Comme le soulignaient Guillaumont Jeanneney S. et Guillaumont P. dans leur ouvrage Quel
avenir pour les Francs CFA, une autre solution pour plus de flexibilité aux francs CFA est : « le
rattachement des francs CFA, non plus à l’Euro mais à un panier de monnaies ad hoc, comportant
au minimum l’euro et le dollar, ou au DTS… L’idée sous-jacente est que, en cas de variation du
cours de change de l’Euro contre le dollar (ou d’autres monnaies du panier), la dépréciation ou
l’appréciation des francs CFA à l’égard de ces monnaies serait automatiquement atténuée.».

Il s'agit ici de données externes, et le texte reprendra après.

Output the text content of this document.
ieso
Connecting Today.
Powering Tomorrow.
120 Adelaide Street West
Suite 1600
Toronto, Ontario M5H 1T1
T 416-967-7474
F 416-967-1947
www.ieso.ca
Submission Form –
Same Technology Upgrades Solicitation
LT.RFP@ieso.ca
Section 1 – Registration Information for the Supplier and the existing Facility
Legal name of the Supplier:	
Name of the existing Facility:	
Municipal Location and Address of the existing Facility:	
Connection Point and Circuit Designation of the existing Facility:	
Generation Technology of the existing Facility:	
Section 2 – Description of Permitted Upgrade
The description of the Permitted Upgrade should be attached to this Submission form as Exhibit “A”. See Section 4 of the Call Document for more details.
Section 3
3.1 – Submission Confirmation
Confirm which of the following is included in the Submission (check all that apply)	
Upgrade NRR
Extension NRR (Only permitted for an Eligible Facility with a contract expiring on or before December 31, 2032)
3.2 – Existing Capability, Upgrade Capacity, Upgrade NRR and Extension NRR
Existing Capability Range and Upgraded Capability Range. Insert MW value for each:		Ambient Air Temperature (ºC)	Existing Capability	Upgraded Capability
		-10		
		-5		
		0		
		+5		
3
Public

Plus loin, ces auteurs suggèrent le retrait de la main mise de la France dans les comités
monétaires. La présence de cette dernière laisse à croire à une « résurgence coloniale ».
Dans le cas échéant, les deux banques centrales de la Zone franc (BCEAO et BEAC) peuvent
penser à consolider la flexibilité en matière de change, à maîtriser les canaux de transmission de
la politique monétaire et à renforcer le Policy mix c’est-à-dire la politique monétaire et les
politiques budgétaires nationales. Néanmoins, il faut noter que les dirigeants africains doivent
prendre en main leur responsabilité et rendre plus claires les politiques de gestion monétaire.
Il urge de notifier que l’avenir d’un pays ne repose pas uniquement sur son économie. Les plans
politique et social sont également nécessairement à prendre compte.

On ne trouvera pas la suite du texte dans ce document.